Die Dynamik der Wesensglieder

Florian Osswald

Die Entwicklung des Menschen beschreibt gleichzeitig diejenige der Wesensglieder. Wir sehen auf der körperlichen Ebene, wie sich der physische Leib Schritt für Schritt vom Säugling zum erwachsenen Menschen entwickelt. Darüber hinaus nehmen wir einen Organismus wahr, in dem sich die Lebens- und seelischen Prozesse in Laufe der Zeit zunehmend von der physischen Entwicklung emanzipieren und vom Menschen bewusst ergriffen werden.
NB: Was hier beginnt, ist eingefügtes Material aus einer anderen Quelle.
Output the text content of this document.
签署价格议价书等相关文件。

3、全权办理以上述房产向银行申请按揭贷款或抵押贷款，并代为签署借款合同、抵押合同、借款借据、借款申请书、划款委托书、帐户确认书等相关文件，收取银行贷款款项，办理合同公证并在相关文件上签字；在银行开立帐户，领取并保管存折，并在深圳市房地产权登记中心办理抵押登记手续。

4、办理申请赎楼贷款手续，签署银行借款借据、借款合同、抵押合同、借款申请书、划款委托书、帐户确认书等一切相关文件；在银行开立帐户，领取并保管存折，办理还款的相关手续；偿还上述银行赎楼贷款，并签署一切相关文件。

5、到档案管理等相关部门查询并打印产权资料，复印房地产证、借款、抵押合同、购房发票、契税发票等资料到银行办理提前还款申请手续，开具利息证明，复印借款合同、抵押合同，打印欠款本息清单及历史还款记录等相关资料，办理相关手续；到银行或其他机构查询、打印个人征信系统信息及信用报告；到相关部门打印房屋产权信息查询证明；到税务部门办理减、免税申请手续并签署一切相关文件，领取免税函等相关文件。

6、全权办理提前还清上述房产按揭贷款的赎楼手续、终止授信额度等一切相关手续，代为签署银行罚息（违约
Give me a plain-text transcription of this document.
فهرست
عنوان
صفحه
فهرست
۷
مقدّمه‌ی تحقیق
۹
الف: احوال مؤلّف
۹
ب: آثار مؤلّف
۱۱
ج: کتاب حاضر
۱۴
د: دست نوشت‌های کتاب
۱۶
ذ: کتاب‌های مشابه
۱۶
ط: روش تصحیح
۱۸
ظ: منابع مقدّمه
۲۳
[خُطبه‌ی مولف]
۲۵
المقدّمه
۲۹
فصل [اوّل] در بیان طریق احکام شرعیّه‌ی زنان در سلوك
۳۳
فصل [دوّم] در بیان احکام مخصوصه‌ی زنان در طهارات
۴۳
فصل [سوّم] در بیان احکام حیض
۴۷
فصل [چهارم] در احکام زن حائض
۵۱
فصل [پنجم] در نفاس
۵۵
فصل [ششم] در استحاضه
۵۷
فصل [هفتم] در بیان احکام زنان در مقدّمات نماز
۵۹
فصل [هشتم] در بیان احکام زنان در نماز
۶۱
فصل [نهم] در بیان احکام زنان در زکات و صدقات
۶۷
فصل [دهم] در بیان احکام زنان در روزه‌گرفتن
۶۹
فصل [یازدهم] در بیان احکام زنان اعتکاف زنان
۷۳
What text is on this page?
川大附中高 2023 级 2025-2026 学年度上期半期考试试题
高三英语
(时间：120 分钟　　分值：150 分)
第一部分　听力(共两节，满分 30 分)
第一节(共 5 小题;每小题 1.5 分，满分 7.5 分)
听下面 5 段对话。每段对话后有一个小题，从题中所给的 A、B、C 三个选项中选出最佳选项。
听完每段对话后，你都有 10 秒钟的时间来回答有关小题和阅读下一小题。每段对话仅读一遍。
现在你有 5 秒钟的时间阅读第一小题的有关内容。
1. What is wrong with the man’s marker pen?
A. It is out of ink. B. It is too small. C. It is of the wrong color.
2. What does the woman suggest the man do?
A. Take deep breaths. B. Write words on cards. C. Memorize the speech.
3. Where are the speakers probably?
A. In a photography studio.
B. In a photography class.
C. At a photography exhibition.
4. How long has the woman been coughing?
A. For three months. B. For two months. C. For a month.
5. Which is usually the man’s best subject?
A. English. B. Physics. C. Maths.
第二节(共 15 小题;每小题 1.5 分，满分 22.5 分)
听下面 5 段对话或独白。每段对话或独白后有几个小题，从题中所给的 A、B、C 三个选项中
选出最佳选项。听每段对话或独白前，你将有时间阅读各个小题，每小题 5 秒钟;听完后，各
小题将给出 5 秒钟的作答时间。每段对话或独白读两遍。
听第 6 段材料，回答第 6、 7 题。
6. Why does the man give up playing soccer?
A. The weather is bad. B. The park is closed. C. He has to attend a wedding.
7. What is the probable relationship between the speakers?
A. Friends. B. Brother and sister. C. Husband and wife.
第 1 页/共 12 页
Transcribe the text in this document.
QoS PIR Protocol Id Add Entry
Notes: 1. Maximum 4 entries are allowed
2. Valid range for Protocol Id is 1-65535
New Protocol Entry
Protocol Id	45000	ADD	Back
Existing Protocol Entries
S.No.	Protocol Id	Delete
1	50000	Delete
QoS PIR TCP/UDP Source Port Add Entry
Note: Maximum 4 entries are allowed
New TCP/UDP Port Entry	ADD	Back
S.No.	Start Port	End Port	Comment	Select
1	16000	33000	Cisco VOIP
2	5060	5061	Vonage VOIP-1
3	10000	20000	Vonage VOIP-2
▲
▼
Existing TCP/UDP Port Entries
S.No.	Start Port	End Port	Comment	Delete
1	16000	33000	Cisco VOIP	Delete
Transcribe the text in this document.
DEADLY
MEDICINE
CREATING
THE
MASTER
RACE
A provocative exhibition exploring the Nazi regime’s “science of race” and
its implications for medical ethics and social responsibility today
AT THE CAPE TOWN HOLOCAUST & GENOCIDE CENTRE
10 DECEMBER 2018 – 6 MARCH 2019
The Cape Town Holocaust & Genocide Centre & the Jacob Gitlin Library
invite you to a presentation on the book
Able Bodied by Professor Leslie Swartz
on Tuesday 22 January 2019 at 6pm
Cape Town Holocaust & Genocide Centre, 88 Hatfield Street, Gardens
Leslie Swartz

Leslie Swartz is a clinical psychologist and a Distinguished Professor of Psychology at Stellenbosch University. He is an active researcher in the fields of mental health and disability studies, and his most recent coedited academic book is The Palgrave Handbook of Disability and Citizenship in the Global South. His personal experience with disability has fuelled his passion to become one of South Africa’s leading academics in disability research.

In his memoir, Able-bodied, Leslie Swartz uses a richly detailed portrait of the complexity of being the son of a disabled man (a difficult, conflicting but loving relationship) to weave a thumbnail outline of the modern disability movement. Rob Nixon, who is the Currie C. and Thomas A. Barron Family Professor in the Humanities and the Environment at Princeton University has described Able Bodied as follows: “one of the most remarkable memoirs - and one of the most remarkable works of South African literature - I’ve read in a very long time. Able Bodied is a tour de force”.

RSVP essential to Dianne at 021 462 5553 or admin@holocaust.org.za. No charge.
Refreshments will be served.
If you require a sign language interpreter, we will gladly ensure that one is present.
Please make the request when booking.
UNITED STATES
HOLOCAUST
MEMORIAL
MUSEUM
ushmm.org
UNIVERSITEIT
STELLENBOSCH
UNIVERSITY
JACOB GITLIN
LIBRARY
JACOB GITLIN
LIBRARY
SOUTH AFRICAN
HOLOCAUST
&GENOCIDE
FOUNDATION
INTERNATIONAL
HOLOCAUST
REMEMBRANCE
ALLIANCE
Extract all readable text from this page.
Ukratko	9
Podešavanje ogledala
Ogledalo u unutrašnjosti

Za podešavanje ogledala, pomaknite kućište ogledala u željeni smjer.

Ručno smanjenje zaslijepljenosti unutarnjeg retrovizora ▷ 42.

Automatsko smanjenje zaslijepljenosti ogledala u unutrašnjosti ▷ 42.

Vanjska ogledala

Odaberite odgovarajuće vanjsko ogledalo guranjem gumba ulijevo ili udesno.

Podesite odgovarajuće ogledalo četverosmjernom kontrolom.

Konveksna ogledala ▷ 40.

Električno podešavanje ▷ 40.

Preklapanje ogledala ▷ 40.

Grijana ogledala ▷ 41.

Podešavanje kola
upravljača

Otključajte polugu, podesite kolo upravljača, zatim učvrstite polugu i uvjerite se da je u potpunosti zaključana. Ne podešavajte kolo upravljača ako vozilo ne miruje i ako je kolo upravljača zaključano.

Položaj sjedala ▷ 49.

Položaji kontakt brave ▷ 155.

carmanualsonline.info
Im Unterschied zum Erwachsenenalter ist die Wechselwirkung der Wesensglieder bei den Kindern vor allem eine zwischenmenschliche. Das jeweils höhere Wesensglied des Erziehenden wirkt auf das nächst niedere des Kindes. So ist es unerlässlich, dass der Erwachsene sich dieser Wirkung bewusst ist und vor allem an seinem eigenen Denken, Fühlen und Wollen arbeitet.

Erzieher                 Kind
Ätherleib                physischer Leib
astralischer Leib     Ätherleib
Ich                        astralischer Leib
Geistselbst             Ich

Diese Wirkung verläuft unterhalb der Bewusstseinsschwelle. Für eine gelingende Beziehungskultur ist es jedoch unerlässlich, Licht in diese Prozesse zu bringen.

Erst später emanzipiert sich der junge Erwachsene von den Wirkungsweisen. Vor allem aber im Vorschulalter und in den ersten Schuljahren wirken Erziehende vornehmlich über die eigene Persönlichkeit und erst in zweiter Linie durch ihr Wissen und Handeln.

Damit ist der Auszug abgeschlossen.